Steven Pinker has an interesting and revealing essay in The New Republic dismissing the charges of “scientism” that are often leveled by the philosophically, artistically and religiously-minded against certain authors, polemicists and science popularizers. “The term,” he writes, “is anything but clear, more of a boo-word than a label for any coherent doctrine,” which inspires him to try to reappropriate “scientism” as a positive descriptor — denoting, he suggests, a belief in the intelligibility of the world and a commitment to the difficult-but-necessary quest for real objectivity about its workings, both of which which should inform our understanding of non-scientific spheres as well.

If this is scientism then obviously no sensible person should have a problem with it.
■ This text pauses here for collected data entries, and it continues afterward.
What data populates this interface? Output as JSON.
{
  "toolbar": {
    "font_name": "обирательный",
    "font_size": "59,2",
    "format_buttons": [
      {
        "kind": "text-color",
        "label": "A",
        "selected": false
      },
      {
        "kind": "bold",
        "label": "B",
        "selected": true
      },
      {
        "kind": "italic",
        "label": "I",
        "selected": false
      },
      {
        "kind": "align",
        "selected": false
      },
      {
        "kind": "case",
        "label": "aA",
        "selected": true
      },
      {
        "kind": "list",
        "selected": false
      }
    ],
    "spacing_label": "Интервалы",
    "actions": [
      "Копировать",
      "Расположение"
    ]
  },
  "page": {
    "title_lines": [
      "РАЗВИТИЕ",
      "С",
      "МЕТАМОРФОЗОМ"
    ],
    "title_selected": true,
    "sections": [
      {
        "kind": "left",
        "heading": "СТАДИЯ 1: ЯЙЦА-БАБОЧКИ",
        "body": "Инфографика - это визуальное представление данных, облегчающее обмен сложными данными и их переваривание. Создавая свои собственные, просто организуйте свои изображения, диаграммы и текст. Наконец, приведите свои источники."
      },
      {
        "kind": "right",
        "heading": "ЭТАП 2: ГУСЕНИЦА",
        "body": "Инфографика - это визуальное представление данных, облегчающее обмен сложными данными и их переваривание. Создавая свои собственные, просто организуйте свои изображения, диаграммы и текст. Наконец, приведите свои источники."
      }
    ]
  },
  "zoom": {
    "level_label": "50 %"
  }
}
But the “boo-word” version of the phenomenon — the scientism that makes entirely unwarranted claims about what the scientific method can tell us, wraps “is” in the mantle of “ought” and vice versa, and reduces culture to biology at every opportunity — is much easier to pin down than Pinker suggests. Indeed, he helpfully supplies a perfect example of in his own essay, in his discussion of what modern science has allegedly meant for our understanding of personal and political morality:
… the findings of science entail that the belief systems of all the world’s traditional religions and cultures—their theories of the origins of life, humans, and societies—are factually mistaken. We know, but our ancestors did not, that humans belong to a single species of African primate that developed agriculture, government, and writing late in its history. We know that our species is a tiny twig of a genealogical tree … We know that we live on a planet that revolves around one of a hundred billion stars in our galaxy, which is one of a hundred billion galaxies in a 13.8-billion-year-old universe, possibly one of a vast number of universes. We know that our intuitions about space, time, matter, and causation are incommensurable with the nature of reality on scales that are very large and very small. We know that the laws governing the physical world (including accidents, disease, and other misfortunes) have no goals that pertain to human well-being. There is no such thing as fate, providence, karma, spells, curses, augury, divine retribution, or answered prayers—though the discrepancy between the laws of probability and the workings of cognition may explain why people believe there are. And we know that we did not always know these things, that the beloved convictions of every time and culture may be decisively falsified, doubtless including some we hold today.
So here we have a defensible-if-tendentious account of how the progress of science has undercut the world-pictures bequeathed to us by tradition, intuition and religion. Now an innocent reader might assume that the crack-up of these world pictures, with their tight link between cosmic design and human purposes, might make moral consensus more difficult to realistically achieve. After all, if our universe’s testable laws and empirical realities have no experimentally-verifiable connection to human ends and values, then one would expect rival ideas of the good to have difficulty engaging with one another fruitfully, escaping from the pull of relativism or nihilism, and/or grounding their appeals in anything stronger than aesthetic preference.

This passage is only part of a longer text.